Wednesday, May 27, 2026

Define initial directory in Git Bash

After installing Git on my new Windows 10 IoT LTSC, as always the default directory of Git Bash is home. It is, however, rather easy to change this behavior.

Right-click the Git Bash shortcut to open its properties, and:

  • Target: remove the --cd-to-home suffix; and
  • Start in: replace %HOMEDRIVE%%HOMEPATH% with whathever folder you want.

Monday, May 25, 2026

Make Firefox fast again

Still on my new Windows 10 IoT LTSC setup, I found a page which seems to have a large amount of Firefox tweaks. I’ve tried most of them, and honestly I didn’t notice any improvement, but I hope it pays off in the long term:

Sunday, May 24, 2026

Disable Win global hotkeys

Today I installed a new 1 TB SSD drive, since my old 120 GB one capacity was out of control. Windows 10 IoT LTSC was the OS of my choice, along with the incredibly smooth massgrave.dev aid.
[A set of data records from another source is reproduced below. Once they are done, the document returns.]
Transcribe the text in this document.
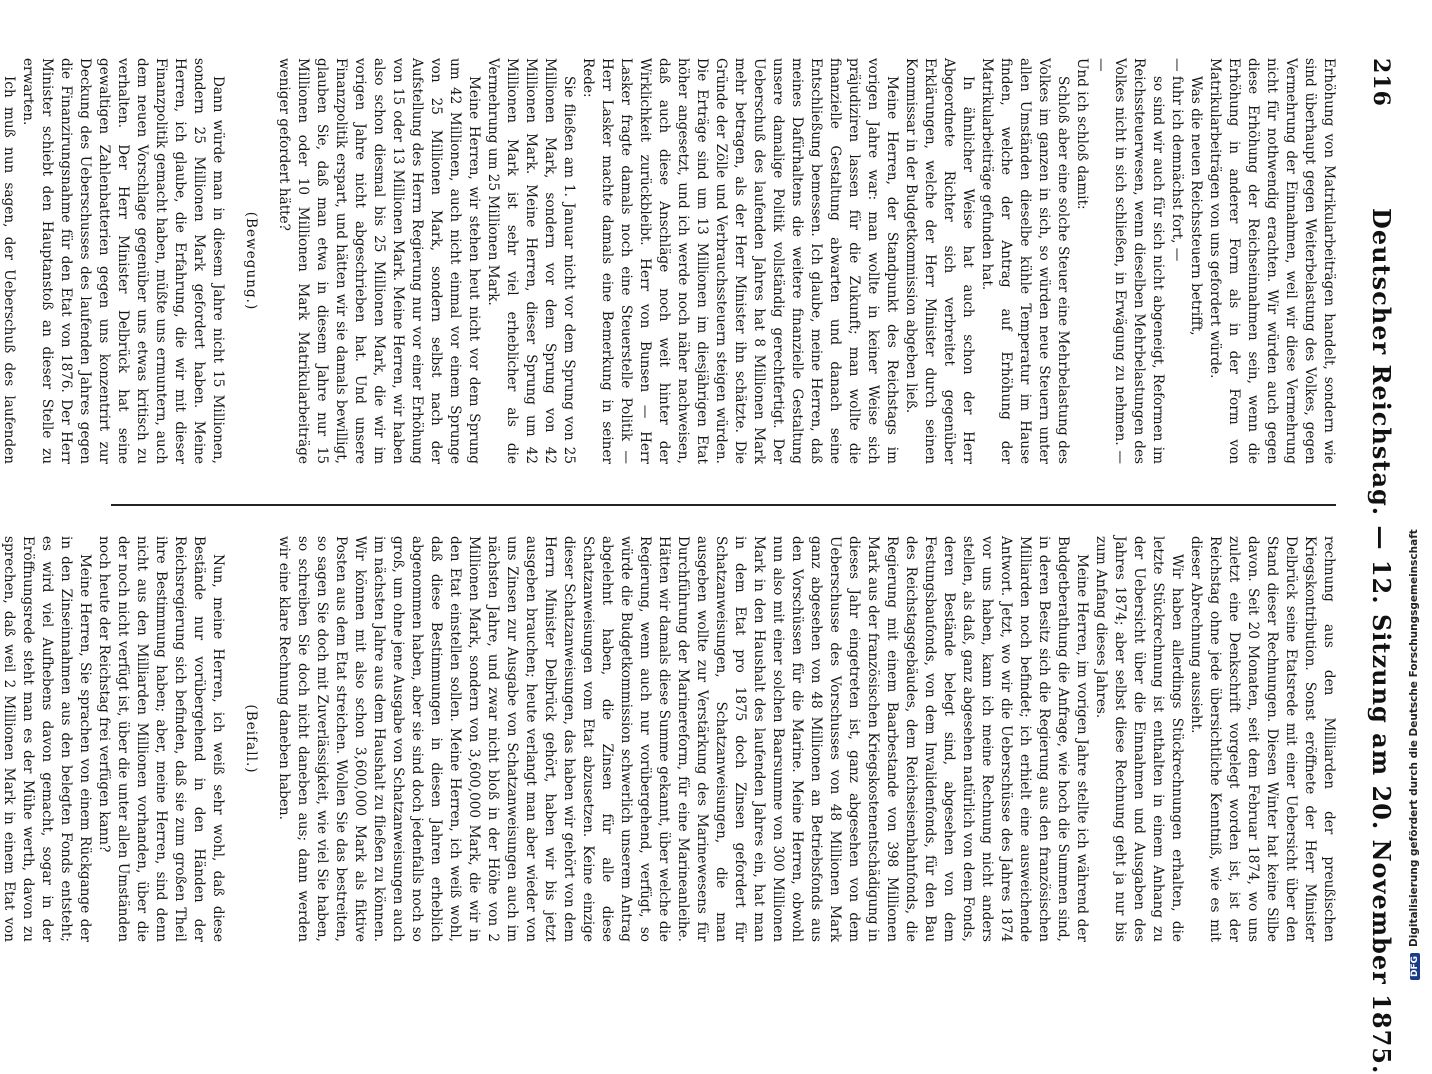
216
Deutscher Reichstag. — 12. Sitzung am 20. November 1875.

Erhöhung von Matrikularbeiträgen handelt, sondern wie sind überhaupt gegen Weiterbelastung des Volkes, gegen Vermehrung der Einnahmen, weil wir diese Vermehrung nicht für nothwendig erachten. Wir würden auch gegen diese Erhöhung der Reichseinnahmen sein, wenn die Erhöhung in anderer Form als in der Form von Matrikularbeiträgen von uns gefordert würde.

Was die neuen Reichssteuern betrifft,

— fuhr ich demnächst fort, —

so sind wir auch für sich nicht abgeneigt, Reformen im Reichssteuerwesen, wenn dieselben Mehrbelastungen des Volkes nicht in sich schließen, in Erwägung zu nehmen. — —

Und ich schloß damit:

Schloß aber eine solche Steuer eine Mehrbelastung des Volkes im ganzen in sich, so würden neue Steuern unter allen Umständen dieselbe kühle Temperatur im Hause finden, welche der Antrag auf Erhöhung der Matrikularbeiträge gefunden hat.

In ähnlicher Weise hat auch schon der Herr Abgeordnete Richter sich verbreitet gegenüber Erklärungen, welche der Herr Minister durch seinen Kommissar in der Budgetkommission abgeben ließ.

Meine Herren, der Standpunkt des Reichstags im vorigen Jahre war: man wollte in keiner Weise sich präjudiziren lassen für die Zukunft; man wollte die finanzielle Gestaltung abwarten und danach seine Entschließung bemessen. Ich glaube, meine Herren, daß meines Dafürhaltens die weitere finanzielle Gestaltung unsere damalige Politik vollständig gerechtfertigt. Der Ueberschuß des laufenden Jahres hat 8 Millionen Mark mehr betragen, als der Herr Minister ihn schätzte. Die Gründe der Zölle und Verbrauchssteuern steigen würden. Die Erträge sind um 13 Millionen im diesjährigen Etat höher angesetzt, und ich werde noch näher nachweisen, daß auch diese Anschläge noch weit hinter der Wirklichkeit zurückbleibt. Herr von Bunsen — Herr Lasker fragte damals noch eine Steuerstelle Politik — Herr Lasker machte damals eine Bemerkung in seiner Rede:

Sie fließen am 1. Januar nicht vor dem Sprung von 25 Millionen Mark, sondern vor dem Sprung von 42 Millionen Mark. Meine Herren, dieser Sprung um 42 Millionen Mark ist sehr viel erheblicher als die Vermehrung um 25 Millionen Mark.

Meine Herren, wir stehen heut nicht vor dem Sprung um 42 Millionen, auch nicht einmal vor einem Sprunge von 25 Millionen Mark, sondern selbst nach der Aufstellung des Herrn Regierung nur vor einer Erhöhung von 15 oder 13 Millionen Mark. Meine Herren, wir haben also schon diesmal bis 25 Millionen Mark, die wir im vorigen Jahre nicht abgeschrieben hat. Und unsere Finanzpolitik erspart, und hätten wir sie damals bewilligt, glauben Sie, daß man etwa in diesem Jahre nur 15 Millionen oder 10 Millionen Mark Matrikularbeiträge weniger gefordert hätte?

(Bewegung.)

Dann würde man in diesem Jahre nicht 15 Millionen, sondern 25 Millionen Mark gefordert haben. Meine Herren, ich glaube, die Erfahrung, die wir mit dieser Finanzpolitik gemacht haben, müßte uns ermuntern, auch dem neuen Vorschlage gegenüber uns etwas kritisch zu verhalten. Der Herr Minister Delbrück hat seine gewaltigen Zahlenbatterien gegen uns konzentrirt zur Deckung des Ueberschusses des laufenden Jahres gegen die Finanzirungsnahme für den Etat von 1876. Der Herr Minister schiebt den Hauptanstoß an dieser Stelle zu erwarten.

Ich muß nun sagen, der Ueberschuß des laufenden

rechnung aus den Milliarden der preußischen Kriegskontribution. Sonst eröffnete der Herr Minister Delbrück seine Etatsrede mit einer Uebersicht über den Stand dieser Rechnungen. Diesen Winter hat keine Silbe davon. Seit 20 Monaten, seit dem Februar 1874, wo uns zuletzt eine Denkschrift vorgelegt worden ist, ist der Reichstag ohne jede übersichtliche Kenntniß, wie es mit dieser Abrechnung aussieht.

Wir haben allerdings Stückrechnungen erhalten, die letzte Stückrechnung ist enthalten in einem Anhang zu der Uebersicht über die Einnahmen und Ausgaben des Jahres 1874; aber selbst diese Rechnung geht ja nur bis zum Anfang dieses Jahres.

Meine Herren, im vorigen Jahre stellte ich während der Budgetberathung die Anfrage, wie hoch die Summen sind, in deren Besitz sich die Regierung aus den französischen Milliarden noch befindet; ich erhielt eine ausweichende Antwort. Jetzt, wo wir die Ueberschüsse des Jahres 1874 vor uns haben, kann ich meine Rechnung nicht anders stellen, als daß, ganz abgesehen natürlich von dem Fonds, deren Bestände belegt sind, abgesehen von dem Festungsbaufonds, von dem Invalidenfonds, für den Bau des Reichstagsgebäudes, dem Reichseisenbahnfonds, die Regierung mit einem Baarbestande von 398 Millionen Mark aus der französischen Kriegskostenentschädigung in dieses Jahr eingetreten ist, ganz abgesehen von dem Ueberschusse des Vorschusses von 48 Millionen Mark ganz abgesehen von 48 Millionen an Betriebsfonds aus den Vorschüssen für die Marine. Meine Herren, obwohl nun also mit einer solchen Baarsumme von 300 Millionen Mark in den Haushalt des laufenden Jahres ein, hat man in dem Etat pro 1875 doch Zinsen gefordert für Schatzanweisungen, Schatzanweisungen, die man ausgeben wollte zur Verstärkung des Marinewesens für Durchführung der Marinereform, für eine Marineanleihe. Hätten wir damals diese Summe gekannt, über welche die Regierung, wenn auch nur vorübergehend, verfügt, so würde die Budgetkommission schwerlich unserem Antrag abgelehnt haben, die Zinsen für alle diese Schatzanweisungen vom Etat abzusetzen. Keine einzige dieser Schatzanweisungen, das haben wir gehört von dem Herrn Minister Delbrück gehört, haben wir bis jetzt ausgeben brauchen; heute verlangt man aber wieder von uns Zinsen zur Ausgabe von Schatzanweisungen auch im nächsten Jahre, und zwar nicht bloß in der Höhe von 2 Millionen Mark, sondern von 3,600,000 Mark, die wir in den Etat einstellen sollen. Meine Herren, ich weiß wohl, daß diese Bestimmungen in diesen Jahren erheblich abgenommen haben, aber sie sind doch jedenfalls noch so groß, um ohne jene Ausgabe von Schatzanweisungen auch im nächsten Jahre aus dem Haushalt zu fließen zu können. Wir können mit also schon 3,600,000 Mark als fiktive Posten aus dem Etat streichen. Wollen Sie das bestreiten, so sagen Sie doch mit Zuverlässigkeit, wie viel Sie haben, so schreiben Sie doch nicht daneben aus; dann werden wir eine klare Rechnung daneben haben.

(Beifall.)

Nun, meine Herren, ich weiß sehr wohl, daß diese Bestände nur vorübergehend in den Händen der Reichsregierung sich befinden, daß sie zum großen Theil ihre Bestimmung haben; aber, meine Herren, sind denn nicht aus den Milliarden Millionen vorhanden, über die der noch nicht verfügt ist, über die unter allen Umständen noch heute der Reichstag frei verfügen kann?

Meine Herren, Sie sprachen von einem Rückgange der in den Zinseinnahmen aus den belegten Fonds entsteht; es wird viel Aufhebens davon gemacht, sogar in der Eröffnungsrede steht man es der Mühe werth, davon zu sprechen, daß weil 2 Millionen Mark in einem Etat von

DFGDigitalisierung gefördert durch die Deutsche Forschungsgemeinschaft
One thing that didn’t work was the global shortcuts of foobar2000.. At first I thought it could be related to the newer 64-bit version I finally installed, but ChatGPT – first time on this blog – told me that IoT LTSC is stricter about hijacking Win hotkeys. And it gave me directions on how to disable them globally, which I didn’t even know it was possible. Create a new key under:

HKEY_CURRENT_USER\SOFTWARE\Microsoft\Windows\CurrentVersion\Explorer\Advanced
  • New, String Value
  • DisabledHotkeys
  • AS

The above will disable Win+A and Win+S global hotkeys, which is amazing.

Tuesday, April 7, 2026

Reusing code in const and non-const methods, C++17

I found the code below from this great answer in StackOverflow. It allows you to implement the const method with your logic, then use this one-liner to implement the non-const method. It’s a trick from the great Scott Meyers:

const T& f() const {
	return something_complicated();
}

T& f() {
	return const_cast<T&>(std::as_const(*this).f());
}

I’m using this thing everywhere.

Thursday, April 2, 2026

Project templates in Visual Studio 2022

After configuring C and C++ projects countless times, base on these settings, I finally bit the bullet and created a reusable template in Visual Studio 2022. And it’s surprisingly simple: create the project and then go Project → Export Template.

The project name itself can be used inside files with $safeprojectname$ string. In order to have it replaced even inside .rc files, edit the .vstemplate and add:

<TemplateContent>
  <Project TargetFileName="ayylmao.vcxproj" File="ayylmao.vcxproj" ReplaceParameters="true">
    <ProjectItem ReplaceParameters="true">RES\$safeprojectname$.rc</ProjectItem>
  </Project>
</TemplateContent>

There’s no GUI for deleting a template, though. One must manually remove the zip files from two different locations:

  • Documents \ My Exported Templates
  • Documents \ Templates \ Project Templates

To restore a template, simply copy the zip back to:

  • Documents \ Templates \ Project Templates

Sunday, February 15, 2026

The Rust doc_cfg fiasco

In WinSafe, Cargo features are used extensively to gate the DLL modules which are currently implemented. This is good because you specify only the modules you need, reducing your compiler effort. The Rust documentation doc_auto_cfg unstable feature was extemely useful, applying tags on each entity specifying the required feature for it.

Then, at some point of October 2025, doc_auto_cfg was merged into doc_cfg. And it’s now completely broken.

I filled an issue at the official repo. I’m not the only one missing that feature, but no one seems to care. This is so demotivating I stopped WinSafe development completely.

I found a workaround by pinning the compiler version using rust-toolchain.toml, along with the last version where doc_auto_cfg works, which I painfully found out:

[toolchain]
channel = "nightly-2025-09-27"
components = ["rust-docs"]
targets = ["x86_64-pc-windows-msvc"]

With the above file, the command line to generate the docs is:

RUSTDOCFLAGS="--cfg docsrs" cargo doc --all-features

Or even better, directly specify the toolchain the command line:

RUSTDOCFLAGS="--cfg docsrs" cargo +nightly-2025-09-27 doc --all-features

This compiler has the 1.92.0-nightly version, and it seems I’m gonna using for a long time.

Update: after 4 months, the bug was finally fixed.